WASHINGTON — The US Federal Aviation Administration (FAA) has issued a final Airworthiness Directive (AD) to address high-pressure compressor (HPC) stalls on the CFM LEAP-1B engine, utilized exclusively by Boeing 737 MAX aircraft. 

The directive comes after multiple aborted takeoffs and air turn-backs (ATBs) caused by high levels of non-synchronous vibration (NSV) were reported.

An investigation by CFM International, a collaboration between GE Aviation and Safran Aircraft Engines, found that wear on the No. 3 bearing spring finger housing could lead to elevated NSV levels. Airlines using the affected LEAP-1B engine versions on their Boeing 737 MAXs must now conduct repetitive calculations of oil filter delta pressure (OFDP) data and replace the No. 3 bearing spring finger housing depending on calculation outcomes. The directive also forbids the installation of engines with affected housings on aircraft that already have defective housings.

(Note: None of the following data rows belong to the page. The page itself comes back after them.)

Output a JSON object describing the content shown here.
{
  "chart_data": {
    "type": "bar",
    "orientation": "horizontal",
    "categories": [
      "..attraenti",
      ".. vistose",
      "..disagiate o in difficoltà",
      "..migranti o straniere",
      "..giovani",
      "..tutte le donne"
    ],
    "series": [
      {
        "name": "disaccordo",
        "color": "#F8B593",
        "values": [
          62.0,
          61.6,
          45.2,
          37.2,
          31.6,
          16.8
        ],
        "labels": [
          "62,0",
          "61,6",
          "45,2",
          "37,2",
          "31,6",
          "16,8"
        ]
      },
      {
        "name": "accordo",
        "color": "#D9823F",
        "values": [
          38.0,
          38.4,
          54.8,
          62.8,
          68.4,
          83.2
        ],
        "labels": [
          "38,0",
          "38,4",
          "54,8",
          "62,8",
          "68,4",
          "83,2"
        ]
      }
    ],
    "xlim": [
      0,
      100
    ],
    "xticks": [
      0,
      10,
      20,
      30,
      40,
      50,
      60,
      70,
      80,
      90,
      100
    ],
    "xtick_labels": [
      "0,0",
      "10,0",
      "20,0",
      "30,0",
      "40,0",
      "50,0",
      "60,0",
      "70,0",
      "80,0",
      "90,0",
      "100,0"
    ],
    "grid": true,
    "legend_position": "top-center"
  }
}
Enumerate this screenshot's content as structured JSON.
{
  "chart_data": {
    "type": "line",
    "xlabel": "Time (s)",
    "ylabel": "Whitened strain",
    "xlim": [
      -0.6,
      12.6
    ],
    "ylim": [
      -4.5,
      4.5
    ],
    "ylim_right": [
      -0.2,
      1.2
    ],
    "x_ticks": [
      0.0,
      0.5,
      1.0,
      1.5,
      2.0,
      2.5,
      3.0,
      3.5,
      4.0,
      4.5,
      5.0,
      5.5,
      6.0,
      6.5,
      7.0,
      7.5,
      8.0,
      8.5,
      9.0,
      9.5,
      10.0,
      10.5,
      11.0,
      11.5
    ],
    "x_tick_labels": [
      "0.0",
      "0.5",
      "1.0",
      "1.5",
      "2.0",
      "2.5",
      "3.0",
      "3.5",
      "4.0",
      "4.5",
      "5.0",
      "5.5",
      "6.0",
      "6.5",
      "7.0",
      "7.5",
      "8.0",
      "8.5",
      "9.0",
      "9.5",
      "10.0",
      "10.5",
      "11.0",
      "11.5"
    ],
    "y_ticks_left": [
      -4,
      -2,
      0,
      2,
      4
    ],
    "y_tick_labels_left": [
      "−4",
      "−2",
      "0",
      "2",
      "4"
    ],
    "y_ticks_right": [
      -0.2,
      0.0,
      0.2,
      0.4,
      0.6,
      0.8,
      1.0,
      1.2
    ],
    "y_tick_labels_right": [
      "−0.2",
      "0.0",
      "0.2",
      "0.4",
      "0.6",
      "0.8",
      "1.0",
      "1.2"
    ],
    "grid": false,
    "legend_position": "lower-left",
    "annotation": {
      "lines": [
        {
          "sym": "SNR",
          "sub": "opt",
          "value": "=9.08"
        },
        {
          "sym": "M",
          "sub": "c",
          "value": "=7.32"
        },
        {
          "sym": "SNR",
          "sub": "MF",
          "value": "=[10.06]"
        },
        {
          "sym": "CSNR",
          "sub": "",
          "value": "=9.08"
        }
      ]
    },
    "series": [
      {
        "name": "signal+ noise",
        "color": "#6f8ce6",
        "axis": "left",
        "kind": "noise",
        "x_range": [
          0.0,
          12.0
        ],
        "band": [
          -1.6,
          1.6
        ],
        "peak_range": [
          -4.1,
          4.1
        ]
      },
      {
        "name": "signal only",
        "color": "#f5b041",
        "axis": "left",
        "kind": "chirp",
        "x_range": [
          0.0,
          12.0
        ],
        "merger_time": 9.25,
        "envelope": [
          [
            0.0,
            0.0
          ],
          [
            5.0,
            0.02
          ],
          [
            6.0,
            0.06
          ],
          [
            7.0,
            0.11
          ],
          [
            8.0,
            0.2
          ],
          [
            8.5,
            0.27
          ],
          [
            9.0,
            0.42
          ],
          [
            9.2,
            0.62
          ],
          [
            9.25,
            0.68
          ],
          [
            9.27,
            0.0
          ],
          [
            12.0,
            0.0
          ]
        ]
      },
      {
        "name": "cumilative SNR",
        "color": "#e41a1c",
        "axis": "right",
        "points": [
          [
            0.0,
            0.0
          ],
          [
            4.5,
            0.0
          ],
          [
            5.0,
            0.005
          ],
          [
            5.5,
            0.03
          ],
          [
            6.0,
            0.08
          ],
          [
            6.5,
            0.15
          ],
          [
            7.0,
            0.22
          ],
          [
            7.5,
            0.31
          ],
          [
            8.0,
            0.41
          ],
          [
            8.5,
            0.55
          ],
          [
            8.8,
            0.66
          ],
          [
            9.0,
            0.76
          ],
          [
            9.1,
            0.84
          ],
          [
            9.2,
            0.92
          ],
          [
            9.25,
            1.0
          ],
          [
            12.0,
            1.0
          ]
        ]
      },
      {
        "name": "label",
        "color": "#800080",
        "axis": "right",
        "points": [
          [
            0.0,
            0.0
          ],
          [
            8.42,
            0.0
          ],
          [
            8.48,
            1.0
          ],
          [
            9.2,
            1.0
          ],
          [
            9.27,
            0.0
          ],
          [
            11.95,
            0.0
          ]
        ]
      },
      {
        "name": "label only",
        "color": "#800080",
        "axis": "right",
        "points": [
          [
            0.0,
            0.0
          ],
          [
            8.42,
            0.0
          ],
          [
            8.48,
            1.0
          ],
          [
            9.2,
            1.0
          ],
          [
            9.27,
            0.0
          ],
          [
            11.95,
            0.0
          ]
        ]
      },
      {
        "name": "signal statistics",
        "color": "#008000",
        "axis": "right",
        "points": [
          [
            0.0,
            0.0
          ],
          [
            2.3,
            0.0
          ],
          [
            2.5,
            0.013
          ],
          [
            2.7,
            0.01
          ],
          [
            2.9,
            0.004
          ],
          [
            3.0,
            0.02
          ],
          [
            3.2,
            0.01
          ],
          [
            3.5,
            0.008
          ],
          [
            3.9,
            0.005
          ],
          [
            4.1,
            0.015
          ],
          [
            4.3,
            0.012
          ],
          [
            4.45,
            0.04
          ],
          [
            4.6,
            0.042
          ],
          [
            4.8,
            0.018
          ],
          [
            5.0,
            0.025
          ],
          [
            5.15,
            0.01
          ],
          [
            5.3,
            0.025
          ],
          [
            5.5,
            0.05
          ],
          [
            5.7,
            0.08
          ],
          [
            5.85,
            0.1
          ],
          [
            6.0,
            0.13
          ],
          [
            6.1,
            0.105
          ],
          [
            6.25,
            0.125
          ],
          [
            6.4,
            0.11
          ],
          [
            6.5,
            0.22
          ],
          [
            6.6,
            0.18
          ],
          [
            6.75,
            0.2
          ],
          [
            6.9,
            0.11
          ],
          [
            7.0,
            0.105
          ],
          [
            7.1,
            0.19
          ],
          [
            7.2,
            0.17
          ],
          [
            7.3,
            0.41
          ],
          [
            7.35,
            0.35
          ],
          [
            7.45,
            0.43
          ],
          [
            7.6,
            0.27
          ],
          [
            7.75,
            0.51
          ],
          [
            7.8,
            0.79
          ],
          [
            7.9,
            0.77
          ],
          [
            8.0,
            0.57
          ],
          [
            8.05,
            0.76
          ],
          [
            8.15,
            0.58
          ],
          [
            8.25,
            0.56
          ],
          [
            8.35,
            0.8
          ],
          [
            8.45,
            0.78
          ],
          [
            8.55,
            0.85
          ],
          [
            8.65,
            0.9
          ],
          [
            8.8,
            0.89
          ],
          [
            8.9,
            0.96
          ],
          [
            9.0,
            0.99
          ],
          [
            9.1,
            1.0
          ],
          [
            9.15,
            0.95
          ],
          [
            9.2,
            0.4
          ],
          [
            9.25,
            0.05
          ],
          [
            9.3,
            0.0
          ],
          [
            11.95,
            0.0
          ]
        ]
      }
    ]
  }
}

The FAA warned that the unsafe condition could result in engine power loss during critical flight phases, loss of thrust control, reduced airplane controllability, and even aircraft loss. The directive becomes effective on June 13, 2023. Airlines must calculate OFDP data before the engine reaches 125 flight cycles (FC) and recalculate at intervals not exceeding 100 FCs. If OFDP data surpasses limits, operators must replace the No. 3 bearing spring finger housing within 25 FCs.

The FAA estimates that the directive will impact eight engines currently installed on US-registered aircraft. OFDP data calculations will cost $85 per work hour, while No. 3 bearing spring finger housing replacements will cost $66,035 per aircraft engine. American Airlines, Lynx Air, an anonymous commenter, and the Air Line Pilots Association, International (ALPA) provided feedback on the AD, including requests to remove installation prohibitions of engines with affected housings and revisions of estimated costs.

The FAA has adopted the AD as proposed in the Notice of Proposed Rulemaking (NPRM), with minor editorial changes and no additional economic burden on operators.